New 'Reserves' = Less protected areas, more intensive logging and
$$$ to logging corporations
The North Coast Environment Council said it is alarmed that the State Government had declared another 18,000 ha of State Forest is to become reserves, and calls on Environment Minister Upton to immediately rule out opening up currently protected areas to be logged.
“If it was any other Government we'd be over the moon, but we know this is a trick. What hasn't been announced are which areas of protected forest will be made available for logging, what new logging rules, and how much money from the Environment funds will be thrown at the logging companies to sweeten the deal,” said NCEC Vice-President Susie Russell.
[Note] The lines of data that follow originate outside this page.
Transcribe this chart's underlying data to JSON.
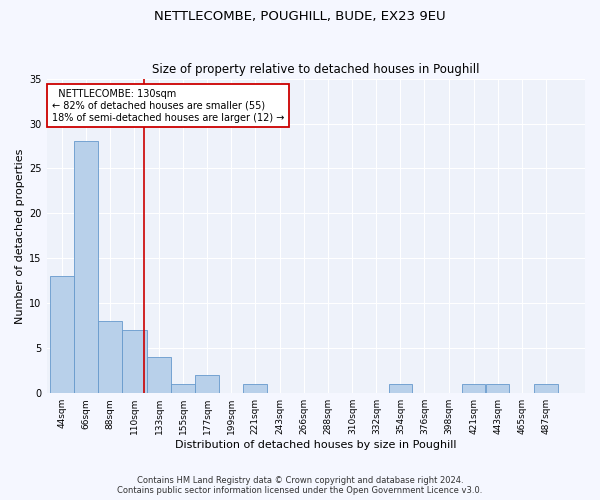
{
  "title1": "NETTLECOMBE, POUGHILL, BUDE, EX23 9EU",
  "title2": "Size of property relative to detached houses in Poughill",
  "xlabel": "Distribution of detached houses by size in Poughill",
  "ylabel": "Number of detached properties",
  "bin_labels": [
    "44sqm",
    "66sqm",
    "88sqm",
    "110sqm",
    "133sqm",
    "155sqm",
    "177sqm",
    "199sqm",
    "221sqm",
    "243sqm",
    "266sqm",
    "288sqm",
    "310sqm",
    "332sqm",
    "354sqm",
    "376sqm",
    "398sqm",
    "421sqm",
    "443sqm",
    "465sqm",
    "487sqm"
  ],
  "bin_edges": [
    44,
    66,
    88,
    110,
    133,
    155,
    177,
    199,
    221,
    243,
    266,
    288,
    310,
    332,
    354,
    376,
    398,
    421,
    443,
    465,
    487,
    509
  ],
  "bar_values": [
    13,
    28,
    8,
    7,
    4,
    1,
    2,
    0,
    1,
    0,
    0,
    0,
    0,
    0,
    1,
    0,
    0,
    1,
    1,
    0,
    1
  ],
  "bar_color": "#b8d0ea",
  "bar_edge_color": "#6699cc",
  "vline_x": 130,
  "vline_color": "#cc0000",
  "annotation_text": "  NETTLECOMBE: 130sqm\n← 82% of detached houses are smaller (55)\n18% of semi-detached houses are larger (12) →",
  "annotation_box_color": "#cc0000",
  "ylim": [
    0,
    35
  ],
  "yticks": [
    0,
    5,
    10,
    15,
    20,
    25,
    30,
    35
  ],
  "footer_text": "Contains HM Land Registry data © Crown copyright and database right 2024.\nContains public sector information licensed under the Open Government Licence v3.0.",
  "bg_color": "#eef2fa",
  "grid_color": "#ffffff",
  "title1_fontsize": 9.5,
  "title2_fontsize": 8.5,
  "xlabel_fontsize": 8,
  "ylabel_fontsize": 8,
  "tick_fontsize": 6.5,
  "footer_fontsize": 6,
  "annotation_fontsize": 7
}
One of the species that will be hit hard by logging protected stream buffers is the Fleay's Barred Frog
“When this Government created 11,000 ha of reserves near Bega on the South Coast in 2016, it lead to more intensive logging in other parts of the region and $2.5m in hand-outs to the logging industry -from the Environmental Trust!
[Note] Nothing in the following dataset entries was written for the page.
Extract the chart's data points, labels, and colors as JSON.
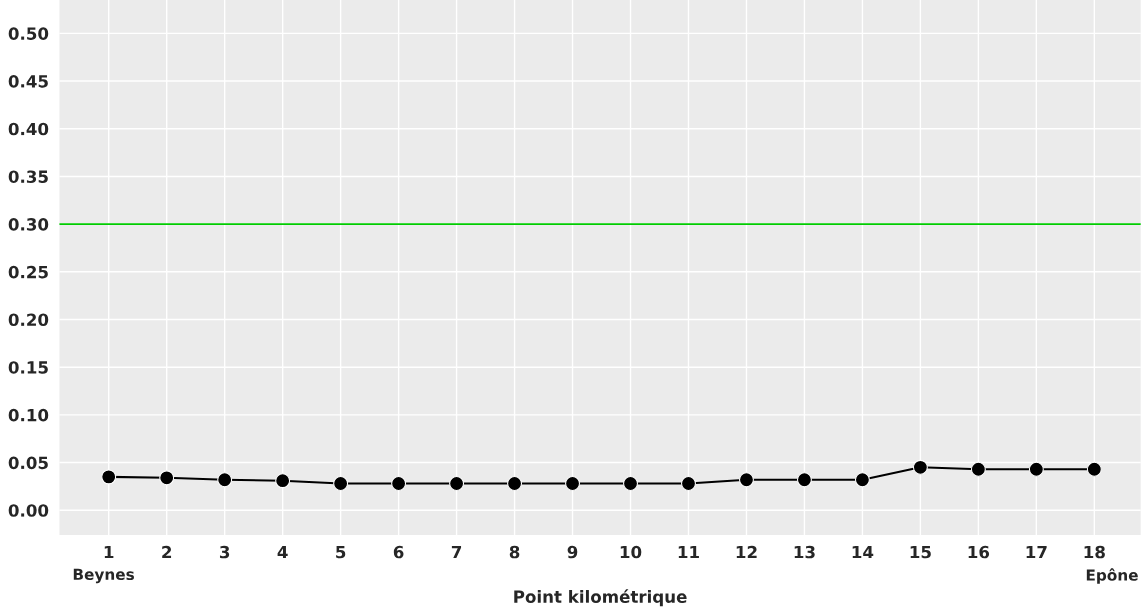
{
  "chart_data": {
    "type": "line",
    "xlabel": "Point kilométrique",
    "x": [
      1,
      2,
      3,
      4,
      5,
      6,
      7,
      8,
      9,
      10,
      11,
      12,
      13,
      14,
      15,
      16,
      17,
      18
    ],
    "series": [
      {
        "color": "#000000",
        "values": [
          0.035,
          0.034,
          0.032,
          0.031,
          0.028,
          0.028,
          0.028,
          0.028,
          0.028,
          0.028,
          0.028,
          0.032,
          0.032,
          0.032,
          0.045,
          0.043,
          0.043,
          0.043
        ]
      }
    ],
    "marker": "circle",
    "line_style": "solid",
    "grid": true,
    "legend": false,
    "xlim": [
      0.15,
      18.8
    ],
    "xticks": [
      1,
      2,
      3,
      4,
      5,
      6,
      7,
      8,
      9,
      10,
      11,
      12,
      13,
      14,
      15,
      16,
      17,
      18
    ],
    "ylim": [
      -0.026,
      0.535
    ],
    "yticks": [
      {
        "value": 0,
        "label": "0.00"
      },
      {
        "value": 0.05,
        "label": "0.05"
      },
      {
        "value": 0.1,
        "label": "0.10"
      },
      {
        "value": 0.15,
        "label": "0.15"
      },
      {
        "value": 0.2,
        "label": "0.20"
      },
      {
        "value": 0.25,
        "label": "0.25"
      },
      {
        "value": 0.3,
        "label": "0.30"
      },
      {
        "value": 0.35,
        "label": "0.35"
      },
      {
        "value": 0.4,
        "label": "0.40"
      },
      {
        "value": 0.45,
        "label": "0.45"
      },
      {
        "value": 0.5,
        "label": "0.50"
      }
    ],
    "ref_lines": [
      {
        "axis": "y",
        "value": 0.3,
        "color": "#00cc00"
      }
    ],
    "annotations": [
      "Beynes",
      "Epône"
    ]
  }
}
“So if the Government has announced 42,000 ha of reserves we can expect at least $10m to be announced for the logging industry and the same volume of timber to be supplied from areas that are currently protected but still have good timber volumes. Stream protection buffers have large older trees the Forestry Corporation has been trying to get its hands on for the last 20 years since they were put off-limits. The draft cabinet documents we obtained last year show these are on the chopping block.
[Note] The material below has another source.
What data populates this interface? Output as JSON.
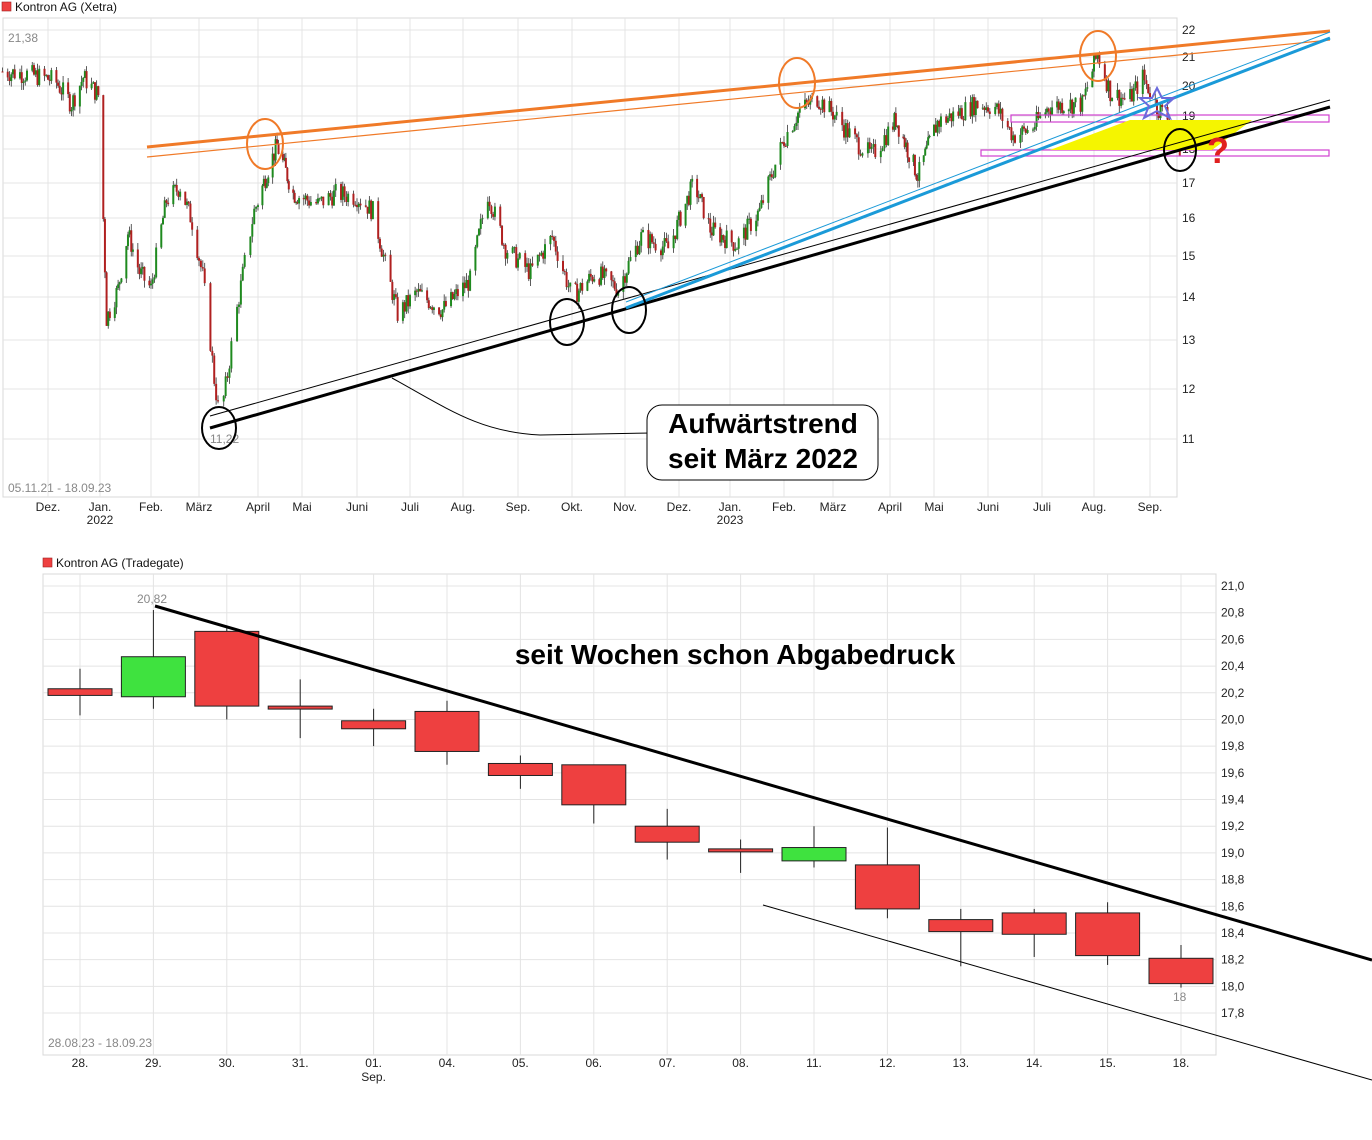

“Besides, most of these reserves are like those the Tasmanian Government calls 'potential production forests'. They are not secure reserves like national parks. They will still be State Forest and can be made available for logging in the future.
“When the Bega reserves were announced, the local Coalition Government MP Andrew Constance said “... the forests were converted to flora reserves – which cannot be logged – instead of national parks, so in the future the option of harvesting them again could be considered.”
“This is closer to the Government's real agenda. Take reserves with good timber volumes and log them, while making areas that have been logged, are suffering from dieback, or with poor timber value the replacement 'reserve',” Ms Russell said.
“This is occurring all around the world as Government's put corporate interests first. It's called PADDDing – Protected Area Downgrading, Downsizing and Degazetting. Now we are seeing it rear it's ugly head in NSW.
“We call on the Government to come clean with the whole plan. Let the public see all the protected areas that are to be handed over for logging.
“We call on Environment Minister Upton to guarantee that no currently protected areas will be opened for logging,” Ms Russell said.